Drawing a breath, I plunged the knife down into Samuel's leg.
He howled, thrashing against the handcuffs and dragging my blade all over the place as I held tight. Idiot. Blood spurted everywhere, but I closed my mind to it and focused on my task at hand.
Several moments later, I lifted a handful of severed flesh and inspected it with a critical eye. "What do you think, boy
s? Is that about a pound?"
Steele damn near looked like he was about to start laughing—sick fuck—but he nodded his agreement. "I'd say so."
Samuel was still screaming and crying, begging for his life, but it all fell on deaf ears. I tossed the chunk of his flesh onto the plastic-coated ground beside his chair and eyed him critically. Blood gushed from the mess I'd made of his thigh, and I was willing to bet I'd cut something vital.
In my defense, I was no trained butcher. Just a pissed off chick looking for vengeance.
Steele wordlessly handed me a gun, and I took it in my slick, blood-covered fingers.
"Any last words, Dad?" I asked Samuel in a chillingly cold voice as I aimed Steele's gun at his face.
He started to curse, but I squeezed the trigger.
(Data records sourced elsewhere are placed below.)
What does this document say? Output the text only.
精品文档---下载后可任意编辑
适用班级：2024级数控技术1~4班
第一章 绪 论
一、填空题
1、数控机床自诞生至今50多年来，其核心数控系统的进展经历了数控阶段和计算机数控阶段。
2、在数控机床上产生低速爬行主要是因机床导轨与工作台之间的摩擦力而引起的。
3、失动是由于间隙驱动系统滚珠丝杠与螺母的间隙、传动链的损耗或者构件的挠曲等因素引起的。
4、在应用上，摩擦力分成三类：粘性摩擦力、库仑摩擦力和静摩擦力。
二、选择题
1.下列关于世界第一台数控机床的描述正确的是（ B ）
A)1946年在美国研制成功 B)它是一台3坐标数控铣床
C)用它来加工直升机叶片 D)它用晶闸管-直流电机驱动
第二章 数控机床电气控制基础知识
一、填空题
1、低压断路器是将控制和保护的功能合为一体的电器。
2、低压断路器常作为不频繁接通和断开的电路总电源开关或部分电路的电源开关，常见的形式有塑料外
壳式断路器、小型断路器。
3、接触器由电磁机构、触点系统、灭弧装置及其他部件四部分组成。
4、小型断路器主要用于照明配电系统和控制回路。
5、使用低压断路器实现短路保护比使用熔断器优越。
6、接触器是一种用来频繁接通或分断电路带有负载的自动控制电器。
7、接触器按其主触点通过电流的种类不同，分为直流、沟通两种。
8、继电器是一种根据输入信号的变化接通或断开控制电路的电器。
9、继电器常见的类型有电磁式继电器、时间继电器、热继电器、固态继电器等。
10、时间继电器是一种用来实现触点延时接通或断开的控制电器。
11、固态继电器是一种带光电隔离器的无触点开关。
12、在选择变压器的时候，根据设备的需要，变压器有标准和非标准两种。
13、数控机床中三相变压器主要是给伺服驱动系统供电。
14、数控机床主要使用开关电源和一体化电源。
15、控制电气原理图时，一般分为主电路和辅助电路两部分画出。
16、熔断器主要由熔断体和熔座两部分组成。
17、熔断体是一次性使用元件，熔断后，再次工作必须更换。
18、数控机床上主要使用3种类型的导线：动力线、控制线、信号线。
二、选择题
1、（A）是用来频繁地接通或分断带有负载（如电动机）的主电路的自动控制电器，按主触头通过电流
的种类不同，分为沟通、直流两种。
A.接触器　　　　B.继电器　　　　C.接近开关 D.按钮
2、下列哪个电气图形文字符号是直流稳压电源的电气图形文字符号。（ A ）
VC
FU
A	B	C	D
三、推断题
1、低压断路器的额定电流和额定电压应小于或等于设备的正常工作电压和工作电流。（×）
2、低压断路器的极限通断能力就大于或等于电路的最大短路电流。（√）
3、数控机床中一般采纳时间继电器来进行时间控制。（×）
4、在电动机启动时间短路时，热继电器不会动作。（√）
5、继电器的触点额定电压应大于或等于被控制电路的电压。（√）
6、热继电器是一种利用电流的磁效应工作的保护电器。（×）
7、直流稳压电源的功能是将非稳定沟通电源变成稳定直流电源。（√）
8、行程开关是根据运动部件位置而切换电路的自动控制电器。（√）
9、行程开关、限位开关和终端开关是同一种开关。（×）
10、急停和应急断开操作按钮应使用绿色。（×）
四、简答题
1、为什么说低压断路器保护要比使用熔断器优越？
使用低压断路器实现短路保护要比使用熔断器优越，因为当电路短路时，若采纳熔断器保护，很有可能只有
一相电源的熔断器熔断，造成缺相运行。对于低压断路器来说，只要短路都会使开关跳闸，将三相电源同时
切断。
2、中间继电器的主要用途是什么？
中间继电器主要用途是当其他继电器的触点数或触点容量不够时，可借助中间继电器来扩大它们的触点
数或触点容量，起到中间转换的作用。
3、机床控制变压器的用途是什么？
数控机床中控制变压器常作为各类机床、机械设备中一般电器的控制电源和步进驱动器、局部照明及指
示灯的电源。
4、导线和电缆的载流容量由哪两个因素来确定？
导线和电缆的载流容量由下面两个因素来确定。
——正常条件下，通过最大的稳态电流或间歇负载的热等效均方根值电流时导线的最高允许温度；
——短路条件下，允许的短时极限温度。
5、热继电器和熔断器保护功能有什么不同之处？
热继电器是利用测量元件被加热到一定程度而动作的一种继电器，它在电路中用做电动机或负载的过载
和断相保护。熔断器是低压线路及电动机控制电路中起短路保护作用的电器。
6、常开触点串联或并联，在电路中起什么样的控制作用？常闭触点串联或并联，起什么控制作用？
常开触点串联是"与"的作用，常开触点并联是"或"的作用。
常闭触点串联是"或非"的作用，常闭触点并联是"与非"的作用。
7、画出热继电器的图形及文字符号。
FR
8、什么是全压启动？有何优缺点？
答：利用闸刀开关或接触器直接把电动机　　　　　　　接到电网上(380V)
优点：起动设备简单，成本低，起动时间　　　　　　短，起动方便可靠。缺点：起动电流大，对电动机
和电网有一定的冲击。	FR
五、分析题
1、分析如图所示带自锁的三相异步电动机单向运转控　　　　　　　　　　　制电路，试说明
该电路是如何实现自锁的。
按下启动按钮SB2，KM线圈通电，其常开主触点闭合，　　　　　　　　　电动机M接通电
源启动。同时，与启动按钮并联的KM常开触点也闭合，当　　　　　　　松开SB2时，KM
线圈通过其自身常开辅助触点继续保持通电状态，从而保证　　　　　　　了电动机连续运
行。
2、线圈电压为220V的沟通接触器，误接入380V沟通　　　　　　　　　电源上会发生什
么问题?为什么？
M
Fuck his last words, he didn't deserve them.
30
I took my time in the fancy restroom at Osso, scrubbing the blood from my hands with their expensive hand soap. It washed off easier than it should have, but I carefully checked around my fingernails, then inspected my face in the mirror. Sure enough, splatters of blood peppered my cheeks and neck like macabre freckles.
I sighed, then wet one of the fabric hand towels to dab it off. Hazards of murder, I supposed.
The door opened, and Archer entered, letting it swing shut behind him.
"You okay?" he asked me in a quiet voice.
I nodded at him in the mirror. "Yeah. Sorry I'm taking ages."
He shook his head. "Take as long as you need, Kate. Kody and Steele are taking care of the cleanup."
"Cool." I dabbed another spot of blood from my neck, then inspected my reflection for any I might have missed.
Archer just stood there, watching me.
Eventually, I dropped the washcloth into the dirty laundry basket and turned to face him.
"What?" I asked, meeting his gaze.
His brows flicked up. "What?"
My eyes narrowed. "You're watching me like you're worried I'm going to fall to pieces any second. Well, I'm not. I'm fine. Okay?" And strangely, I was.